The battle over the Supreme Court isn’t just about abortion and LGBT rights; it’s also about the plutocracy vs the 99%. I am reminded of that not only in the Citizens United ruling, but also in the challenges to the Obamacare contraception mandate by religious institutions. How can businesses (such as nursing homes and craft stores) have beliefs about contraception ? (only people have beliefs!) Do businesses owners also own their employees? (Certainly not!) Why should the owners, and not the workers, choose the health insurance plan?
The concept of business ownership has shifted significantly over the years. In the 1950’s many thought that a business was run for the benefit of the workers, the buyers of the products and suppliers of raw materials, and the community at large. Shareholders had nothing more than a residual claim. Unfortunately, with the rise of the right wing think tanks, the plutocratic takeover of business schools, and the popularity of Milton Friedman (the darling of Reagan and Thatcher), owners and shareholders rose to a place of exaggerated importance. Then, with Karl Ican and the corporate raiders, (Mitt Romney included) the interests of workers, consumers and community declined even further. So when Supreme Court contenders like Amy Coney Barrett have taken positions in opposition to the contraception mandate, I wonder about how they view our rights at work. Do they view us as less than human? Not deserving of the same rights as the wealthy? I am especially disturbed when the contraception mandate is labeled as a matter of religious liberty. How can taking away a poor woman’s ability to choose contraception (over abstinence or pregnancy) be anything but a restriction of liberty?

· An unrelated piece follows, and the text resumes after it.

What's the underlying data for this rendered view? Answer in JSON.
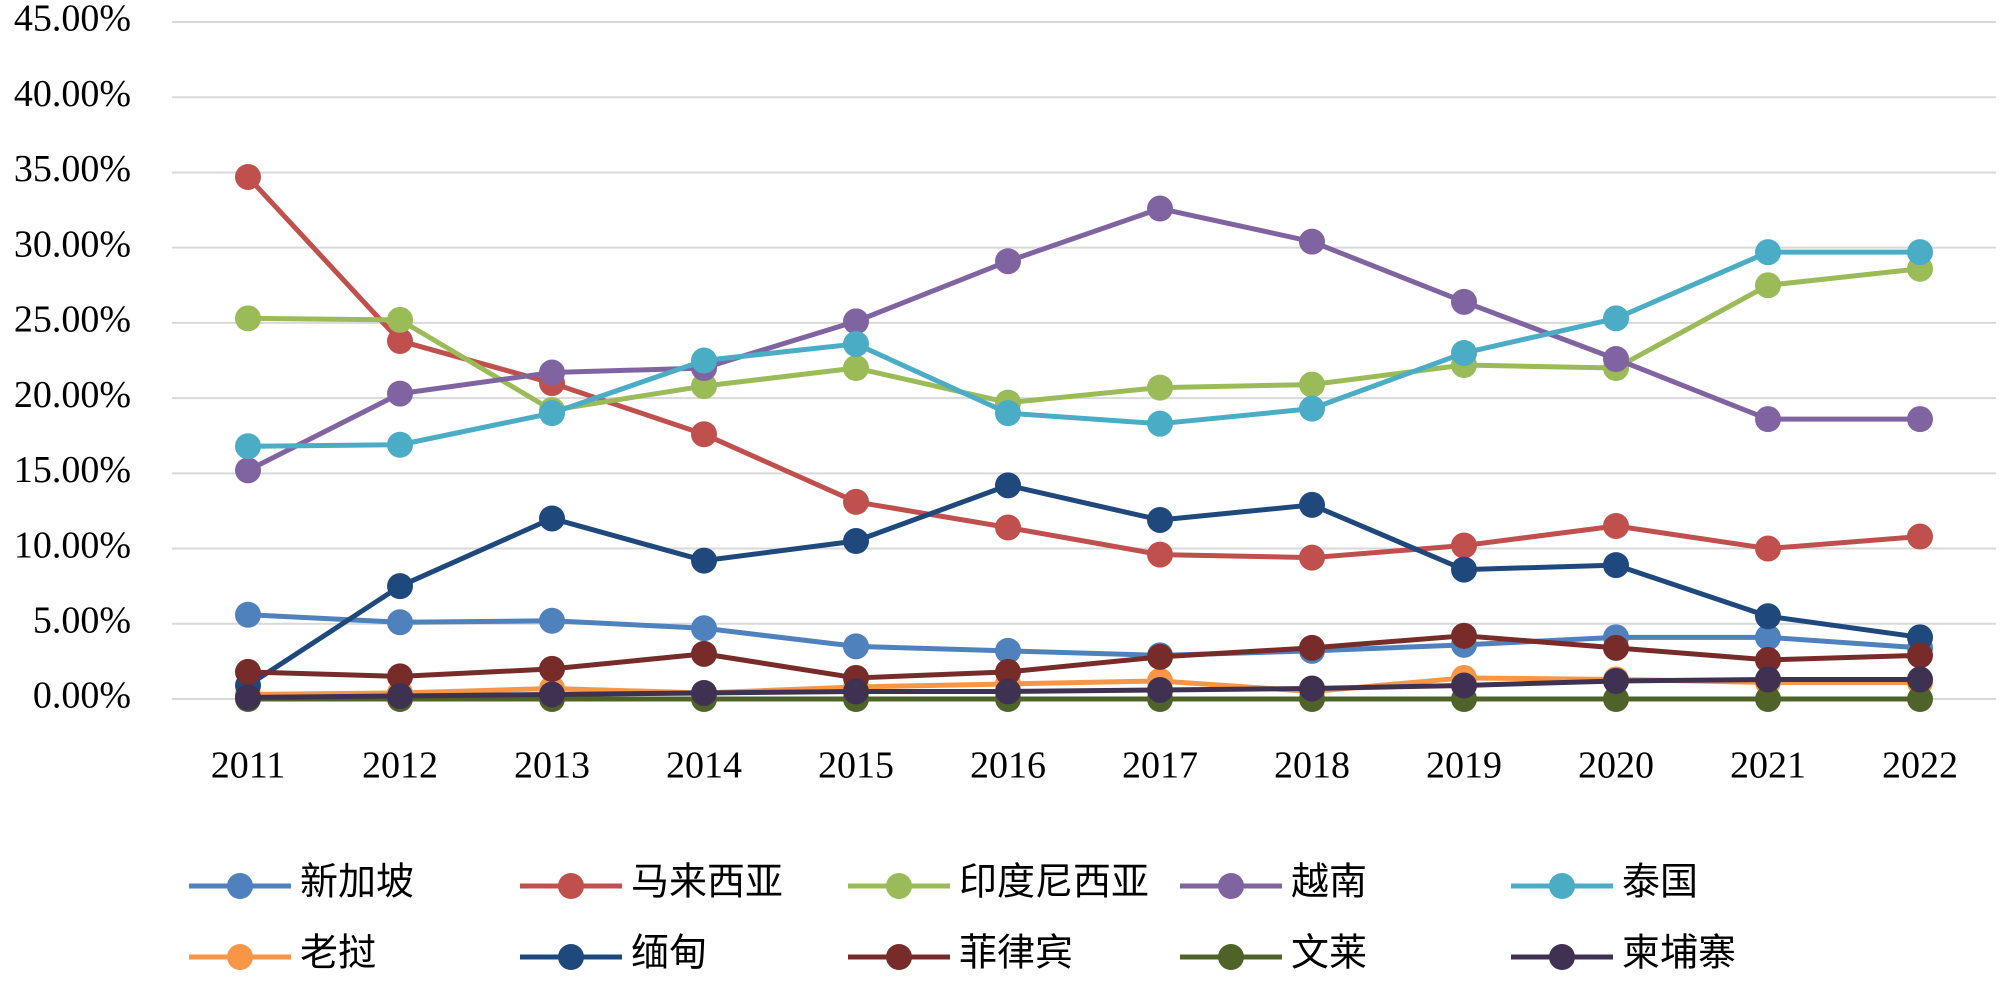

Long before Citizens United there was the Lochner decision where the court also took rights granted to people and applied them to businesses. The Lochner decision overturned a New York Law that limited bakers’ hours to a maximum of 10 hours per day. The court’s justification came from the 14th amendment of 1868. Part of the intent of that amendment was to allow freed slaves to have a right to make a living and choose their line of work. In 1905 the jurists applied that idea of a right to livelihood to the owners of the bakery whose profits might be restricted if laws were passed to protect workers. For 40 years the courts struck down workplace regulations including minimum wage laws, using the rational from the Lochner decision. Don Wiilett, on Trump’s list of possible Supreme Court nominees, says he wants to bring back Lochner. (But then again, he also supports the intent of the 14th amendment, as when he rails against the corrupt asset forfeiture activities of the police.)
We need a Supreme Court that recognizes that people in their role as wage-earners need protections from tyrannical employers, and people as community members need protections from pollution, and people as citizens need protection from business and plutocratic attempts at government corruption.